Explaining and improving Deep Neural Networks via concept-based explanations
Dr Lee Mong Li, Professor, School of Computing
Abstract :
Despite the outstanding performance, Deep Neural Networks (DNNs) remain as black boxes to end-users. This opaque nature impedes user trust in DNNs and limits their adaption in the real world, especially in safety-critical domains such as healthcare. Therefore, elucidating the decisions made by DNNs in a way that is readily understandable to all users, including non-experts, is crucial to secure public trust. Concept-based explanations are intuitive as they explain model decisions in terms of representations easily understandable to humans, such as super-pixels or word phrases. In addition, the explanations must be descriptive and faithfully explain why a model makes its decisions.
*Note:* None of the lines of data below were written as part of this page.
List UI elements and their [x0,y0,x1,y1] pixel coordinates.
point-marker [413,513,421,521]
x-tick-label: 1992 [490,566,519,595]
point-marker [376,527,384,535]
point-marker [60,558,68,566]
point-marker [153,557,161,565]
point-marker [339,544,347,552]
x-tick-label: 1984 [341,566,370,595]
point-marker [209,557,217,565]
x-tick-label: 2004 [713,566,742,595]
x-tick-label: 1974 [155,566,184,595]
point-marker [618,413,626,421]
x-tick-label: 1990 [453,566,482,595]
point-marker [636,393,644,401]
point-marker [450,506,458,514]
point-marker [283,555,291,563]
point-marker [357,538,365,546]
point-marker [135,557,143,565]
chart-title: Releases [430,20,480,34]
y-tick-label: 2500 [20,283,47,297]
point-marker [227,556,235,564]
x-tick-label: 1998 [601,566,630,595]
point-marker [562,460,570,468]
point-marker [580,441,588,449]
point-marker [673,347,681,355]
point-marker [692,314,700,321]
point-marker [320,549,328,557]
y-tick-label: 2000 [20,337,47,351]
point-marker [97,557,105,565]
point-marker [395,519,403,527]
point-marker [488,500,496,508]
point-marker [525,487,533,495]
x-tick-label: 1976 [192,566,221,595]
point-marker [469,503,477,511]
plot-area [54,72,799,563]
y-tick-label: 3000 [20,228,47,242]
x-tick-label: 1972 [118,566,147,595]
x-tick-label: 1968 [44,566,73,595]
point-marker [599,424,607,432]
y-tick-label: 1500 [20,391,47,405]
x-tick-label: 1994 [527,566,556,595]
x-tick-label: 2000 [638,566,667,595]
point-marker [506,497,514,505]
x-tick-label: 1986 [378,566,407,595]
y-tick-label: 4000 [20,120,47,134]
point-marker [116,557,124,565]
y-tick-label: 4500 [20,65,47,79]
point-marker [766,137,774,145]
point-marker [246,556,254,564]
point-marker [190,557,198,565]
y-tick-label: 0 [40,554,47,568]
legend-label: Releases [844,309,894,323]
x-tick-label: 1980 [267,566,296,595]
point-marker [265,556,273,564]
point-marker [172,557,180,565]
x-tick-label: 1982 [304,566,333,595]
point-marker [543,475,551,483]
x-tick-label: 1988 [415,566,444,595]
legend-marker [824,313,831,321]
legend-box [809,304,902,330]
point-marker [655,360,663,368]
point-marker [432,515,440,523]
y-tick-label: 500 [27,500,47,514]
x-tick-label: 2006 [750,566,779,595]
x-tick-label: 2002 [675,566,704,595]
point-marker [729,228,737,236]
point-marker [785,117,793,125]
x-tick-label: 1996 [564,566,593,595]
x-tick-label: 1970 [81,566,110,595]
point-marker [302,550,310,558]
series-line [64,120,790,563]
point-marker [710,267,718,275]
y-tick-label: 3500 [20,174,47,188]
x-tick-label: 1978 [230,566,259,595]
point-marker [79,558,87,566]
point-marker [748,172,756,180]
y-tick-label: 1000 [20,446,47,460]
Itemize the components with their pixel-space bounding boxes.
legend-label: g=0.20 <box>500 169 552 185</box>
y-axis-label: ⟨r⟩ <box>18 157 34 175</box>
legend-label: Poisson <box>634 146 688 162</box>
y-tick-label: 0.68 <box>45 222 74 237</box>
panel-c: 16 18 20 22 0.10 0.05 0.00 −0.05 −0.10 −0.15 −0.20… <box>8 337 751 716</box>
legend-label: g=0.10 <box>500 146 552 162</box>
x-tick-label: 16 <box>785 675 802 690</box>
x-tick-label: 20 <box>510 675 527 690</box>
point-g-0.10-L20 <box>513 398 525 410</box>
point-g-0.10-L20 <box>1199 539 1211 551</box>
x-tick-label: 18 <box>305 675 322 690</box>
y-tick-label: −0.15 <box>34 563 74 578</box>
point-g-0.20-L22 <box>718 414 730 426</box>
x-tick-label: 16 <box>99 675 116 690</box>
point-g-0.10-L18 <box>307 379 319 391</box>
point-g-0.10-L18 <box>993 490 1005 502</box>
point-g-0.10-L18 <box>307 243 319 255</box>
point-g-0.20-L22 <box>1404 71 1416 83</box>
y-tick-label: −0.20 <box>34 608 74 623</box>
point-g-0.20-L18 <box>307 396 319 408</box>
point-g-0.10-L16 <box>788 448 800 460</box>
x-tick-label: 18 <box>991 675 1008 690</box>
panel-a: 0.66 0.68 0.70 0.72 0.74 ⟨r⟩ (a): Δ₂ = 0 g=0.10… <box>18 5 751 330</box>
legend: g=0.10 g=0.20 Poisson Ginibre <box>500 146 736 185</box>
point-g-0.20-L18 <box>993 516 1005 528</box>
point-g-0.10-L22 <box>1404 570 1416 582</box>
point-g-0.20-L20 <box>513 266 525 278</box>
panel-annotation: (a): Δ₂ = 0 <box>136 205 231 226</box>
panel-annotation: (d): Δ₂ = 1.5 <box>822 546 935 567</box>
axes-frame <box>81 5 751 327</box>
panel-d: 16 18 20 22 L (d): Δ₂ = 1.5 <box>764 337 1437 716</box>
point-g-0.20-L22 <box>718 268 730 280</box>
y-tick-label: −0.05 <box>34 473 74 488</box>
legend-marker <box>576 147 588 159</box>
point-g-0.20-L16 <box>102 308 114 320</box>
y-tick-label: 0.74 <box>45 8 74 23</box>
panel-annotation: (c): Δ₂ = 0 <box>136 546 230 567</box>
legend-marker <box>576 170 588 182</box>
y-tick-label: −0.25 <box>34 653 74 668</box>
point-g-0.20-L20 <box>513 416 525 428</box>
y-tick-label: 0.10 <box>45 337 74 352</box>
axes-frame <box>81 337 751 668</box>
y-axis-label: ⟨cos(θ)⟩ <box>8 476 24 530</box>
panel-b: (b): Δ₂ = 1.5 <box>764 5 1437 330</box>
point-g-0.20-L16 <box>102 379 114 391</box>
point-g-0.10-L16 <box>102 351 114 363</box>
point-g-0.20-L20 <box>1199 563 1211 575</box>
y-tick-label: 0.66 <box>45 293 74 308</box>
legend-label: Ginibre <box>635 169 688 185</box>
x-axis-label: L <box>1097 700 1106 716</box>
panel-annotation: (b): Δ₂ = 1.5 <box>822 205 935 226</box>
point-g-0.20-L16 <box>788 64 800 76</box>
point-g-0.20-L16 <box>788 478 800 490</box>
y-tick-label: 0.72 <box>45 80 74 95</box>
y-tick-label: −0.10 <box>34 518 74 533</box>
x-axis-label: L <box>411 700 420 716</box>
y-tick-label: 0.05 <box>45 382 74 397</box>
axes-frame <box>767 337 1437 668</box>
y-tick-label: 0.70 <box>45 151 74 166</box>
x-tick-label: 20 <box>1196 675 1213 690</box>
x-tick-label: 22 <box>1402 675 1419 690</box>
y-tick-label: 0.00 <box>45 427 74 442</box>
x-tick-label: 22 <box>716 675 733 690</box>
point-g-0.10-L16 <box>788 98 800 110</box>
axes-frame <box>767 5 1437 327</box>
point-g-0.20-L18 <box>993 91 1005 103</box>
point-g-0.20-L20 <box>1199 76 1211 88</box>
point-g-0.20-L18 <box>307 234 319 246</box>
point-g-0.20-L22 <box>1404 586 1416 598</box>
In this thesis, we explore two approaches to generate such explanations to rationalize the decisions of DNNs in computer vision, especially Convolutional Neural Networks (CNNs) and investigate using the insights gained via these explanations to improve the model accuracy.
The first approach is to generate post-hoc linguistic explanations to rationalize a trained CNN's decisions because linguistic explanations are intuitive and descriptive. However, generating linguistic explanations that describe the features that truly contributed to the model decision is challenging. We propose a novel framework called FLEX (Faithful Linguistic EXplanations) to address this challenge. We derive a novel way to associate the features responsible for the decision to words. We also propose a new decision-relevance metric that measures the faithfulness of a linguistic explanation to the model's reasoning. Experiment results on two benchmark datasets demonstrate that the proposed framework can generate faithful explanations compared to state-of-the-art linguistic explanation methods.
As the second approach, we explore developing a CNN with intrinsic interpretability. We introduce Comprehensible CNN (CCNN), which learns features consistent with human perception by learning the correspondence between visual features and word phrases. CCNN decisions are calculated as a linear combination of these features allowing CCNN to explain its decisions faithfully in word phrases. The proposed model employs an objective function that optimizes both the prediction accuracy and the semantics of the learned features. Experiment results demonstrate that CCNN can learn concepts consistent with human perception and their corresponding contributions to the model decision without compromising accuracy.
Faithfully explaining DNNs allows us to use such explanations to understand possible shortcomings of the dataset used to train the model, particularly the under-represented regions in the dataset. In the third work, we propose a framework that utilizes concept-based explanations to automatically augment the dataset with new images that can cover these under-represented regions to improve the model performance. The framework is able to use the explanations generated by both interpretable classifiers and post-hoc explanation methods for black-box classifiers. Experiment results demonstrate that the proposed approach improves the accuracy of classifiers compared to state-of-the-art augmentation strategies.
This thesis explores understanding DNNs via faithful human-understandable explanations and using insights gained via such explanations to improve classification accuracy. Improved understanding and performance will bolster public confidence in Artificial Intelligence (AI), leading to the increased adaption of AI systems in the real world.